Johnson v. Nebraska
Headline: Court declines to review a Nebraska gambling conviction, leaving in place a municipal conviction without a jury and affecting people charged under city ordinances who face jail and fines.
Holding: The Court declined to review the lower court’s judgment, leaving the municipal conviction and sentence imposed without a jury intact while the constitutional question remains unresolved.
- Leaves municipal convictions without juries intact for many city ordinance offenses.
- People facing short jail terms and fines may not get a jury trial.
- Keeps uncertainty about how fines affect jury-trial rights for minor crimes.
Summary
Background
A man was convicted in a Nebraska municipal court for violating a city gambling rule. He was sentenced to 100 days in jail and fined $500. Nebraska law bars jury trials in municipal prosecutions for city ordinance violations, and the state courts rejected his claim to a jury because the maximum jail term was six months or less.
Reasoning
The core question is whether the Constitution requires a jury when someone faces a municipal charge that carries up to six months in jail plus a $500 fine.
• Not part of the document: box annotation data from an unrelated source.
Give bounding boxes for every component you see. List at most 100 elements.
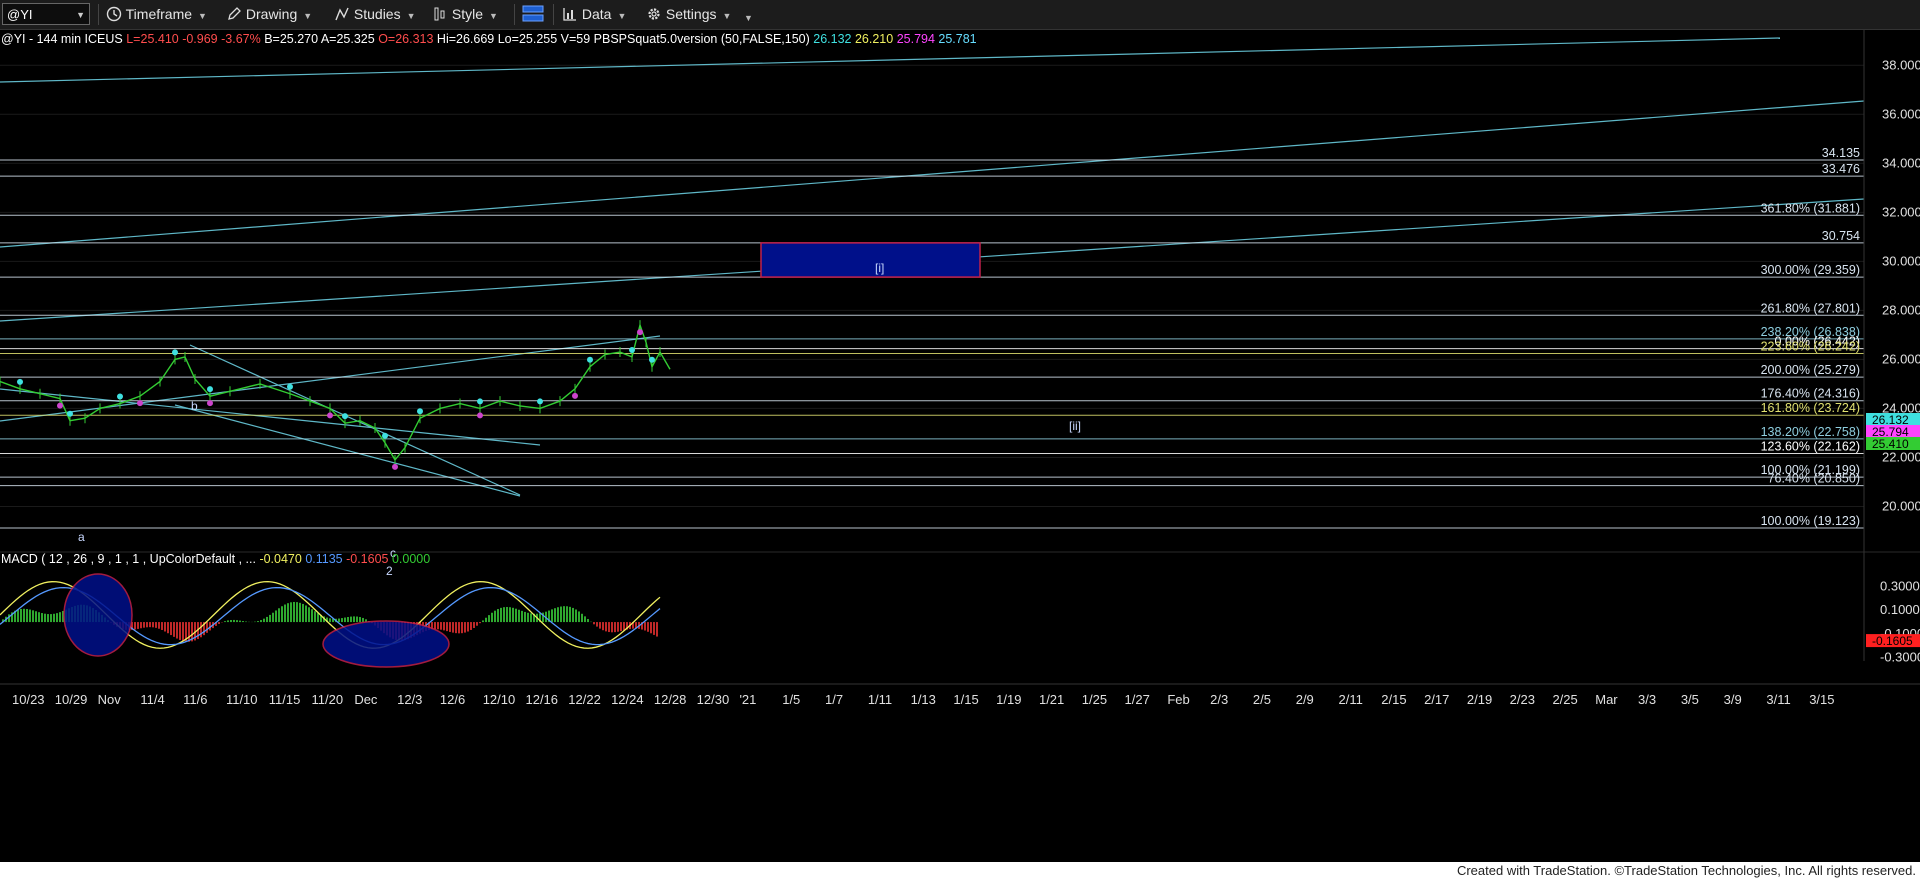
fib-level-label: 100.00% (19.123) — [1761, 514, 1860, 528]
time-tick-label: 12/6 — [440, 692, 465, 707]
time-tick-label: 2/11 — [1339, 692, 1363, 707]
time-tick-label: 1/27 — [1125, 692, 1150, 707]
time-tick-label: 3/3 — [1638, 692, 1656, 707]
signal-dot — [17, 378, 23, 385]
pencil-icon — [228, 7, 241, 20]
price-chart[interactable]: 34.135 33.476 361.80% (31.881) 30.754 300.00… — [0, 29, 1920, 862]
time-tick-label: 12/28 — [654, 692, 687, 707]
header-value: A=25.325 — [321, 32, 378, 46]
fib-level-label: 34.135 — [1822, 146, 1860, 160]
symbol-value: @YI — [7, 7, 33, 22]
header-value: 26.132 — [813, 32, 855, 46]
header-value: 25.781 — [938, 32, 976, 46]
price-tick-label: 30.000 — [1882, 253, 1920, 268]
fib-level-label: 200.00% (25.279) — [1761, 363, 1860, 377]
settings-menu[interactable]: Settings ▼ — [646, 4, 731, 25]
symbol-dropdown-icon[interactable]: ▼ — [76, 4, 85, 26]
time-tick-label: 12/24 — [611, 692, 644, 707]
data-label: Data — [581, 6, 612, 22]
toolbar-separator — [553, 4, 554, 25]
fib-level-label: 76.40% (20.850) — [1768, 472, 1860, 486]
signal-dot — [587, 356, 593, 363]
style-icon — [434, 7, 445, 21]
chevron-down-icon: ▼ — [406, 11, 416, 21]
signal-dot — [342, 413, 348, 420]
time-tick-label: 2/23 — [1510, 692, 1535, 707]
timeframe-menu[interactable]: Timeframe ▼ — [106, 4, 207, 25]
chevron-down-icon: ▼ — [722, 11, 732, 21]
chevron-down-icon: ▼ — [303, 11, 313, 21]
chevron-down-icon: ▼ — [617, 11, 627, 21]
studies-menu[interactable]: Studies ▼ — [334, 4, 416, 25]
fib-level-label: 361.80% (31.881) — [1761, 201, 1860, 215]
time-tick-label: 2/9 — [1296, 692, 1314, 707]
wave-label: b — [191, 399, 198, 413]
last-price-value: 25.410 — [1872, 437, 1909, 451]
signal-dot — [417, 408, 423, 415]
price-axis: 38.000 36.000 34.000 32.000 30.000 28.000 26.0… — [1863, 29, 1920, 661]
fib-level-label: 161.80% (23.724) — [1761, 401, 1860, 415]
macd-tick-label: -0.3000 — [1880, 650, 1920, 665]
target-box — [760, 242, 981, 278]
signal-dot — [207, 386, 213, 393]
drawing-label: Drawing — [245, 6, 298, 22]
study-header: MACD ( 12 , 26 , 9 , 1 , 1 , UpColorDefa… — [1, 552, 430, 566]
time-tick-label: 11/15 — [269, 692, 301, 707]
studies-icon — [335, 7, 349, 21]
macd-tick-label: 0.3000 — [1880, 578, 1920, 593]
signal-dot — [537, 398, 543, 405]
more-menu-icon[interactable]: ▼ — [744, 8, 753, 29]
layout-button[interactable] — [522, 4, 544, 25]
header-value: V=59 — [561, 32, 594, 46]
header-value: B=25.270 — [264, 32, 321, 46]
drawing-menu[interactable]: Drawing ▼ — [226, 4, 312, 25]
signal-dot — [637, 329, 643, 336]
time-tick-label: Nov — [98, 692, 122, 707]
header-value: MACD ( 12 , 26 , 9 , 1 , 1 , UpColorDefa… — [1, 552, 259, 566]
macd-highlight-ellipse — [63, 573, 133, 657]
price-tick-label: 28.000 — [1882, 302, 1920, 317]
signal-dot — [137, 400, 143, 407]
signal-dot — [67, 410, 73, 417]
signal-dot — [629, 346, 635, 353]
time-tick-label: 2/3 — [1210, 692, 1228, 707]
header-value: 0.1135 — [305, 552, 346, 566]
time-tick-label: 12/16 — [525, 692, 558, 707]
header-value: PBSPSquat5.0version (50,FALSE,150) — [594, 32, 814, 46]
price-tick-label: 22.000 — [1882, 449, 1920, 464]
time-tick-label: 1/7 — [825, 692, 843, 707]
time-tick-label: 10/29 — [55, 692, 88, 707]
header-value: L=25.410 -0.969 -3.67% — [126, 32, 264, 46]
wave-label: a — [78, 530, 85, 544]
time-tick-label: 12/30 — [697, 692, 730, 707]
header-value: 26.210 — [855, 32, 897, 46]
fib-levels: 34.135 33.476 361.80% (31.881) 30.754 300.00… — [0, 146, 1864, 529]
time-tick-label: 2/25 — [1552, 692, 1577, 707]
time-tick-label: 2/17 — [1424, 692, 1449, 707]
style-menu[interactable]: Style ▼ — [432, 4, 498, 25]
symbol-input[interactable]: @YI ▼ — [2, 3, 90, 25]
header-value: Lo=25.255 — [498, 32, 561, 46]
data-icon — [563, 8, 576, 21]
wave-label: [ii] — [1069, 419, 1081, 433]
fib-level-label: 261.80% (27.801) — [1761, 301, 1860, 315]
time-tick-label: 2/15 — [1381, 692, 1406, 707]
time-tick-label: 11/4 — [140, 692, 164, 707]
header-value: 0.0000 — [392, 552, 430, 566]
signal-dot — [327, 412, 333, 419]
footer: Created with TradeStation. ©TradeStation… — [0, 862, 1920, 879]
header-value: -0.0470 — [259, 552, 305, 566]
time-tick-label: 3/15 — [1809, 692, 1834, 707]
time-tick-label: 1/13 — [911, 692, 936, 707]
time-tick-label: 2/5 — [1253, 692, 1271, 707]
fib-level-label: 300.00% (29.359) — [1761, 263, 1860, 277]
settings-label: Settings — [665, 6, 717, 22]
data-menu[interactable]: Data ▼ — [562, 4, 626, 25]
chevron-down-icon: ▼ — [198, 11, 207, 21]
time-tick-label: 1/5 — [782, 692, 800, 707]
signal-dot — [382, 432, 388, 439]
layout-icon — [522, 5, 544, 22]
fib-level-label: 123.60% (22.162) — [1761, 439, 1860, 453]
price-tick-label: 32.000 — [1882, 204, 1920, 219]
gear-icon — [648, 8, 660, 20]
Justice Douglas’s opinion surveys past cases that created a “petty offense” exception and notes a line the Court has used: crimes carrying more than six months are treated as serious. He argues that the Court never clearly resolved how fines combined with short jail terms affect that dividing line. Douglas says the Constitution’s text promises jury trials in “all criminal prosecutions” and would have granted review to sort out the ambiguity.
Real world impact
Because the Supreme Court declined to review the case, the defendant’s conviction without a jury stands and similar municipal prosecutions remain subject to the current petty-offense rules. People charged under city ordinances who face short jail terms and modest fines may not be entitled to a jury. This decision is not a final ruling on the constitutional question and could be revisited in future cases.
Dissents or concurrances
Justice Douglas dissented from the denial of review, urging the Court to reconsider the petty-offense rule and to make the jury-trial guarantee apply more clearly to state and municipal prosecutions.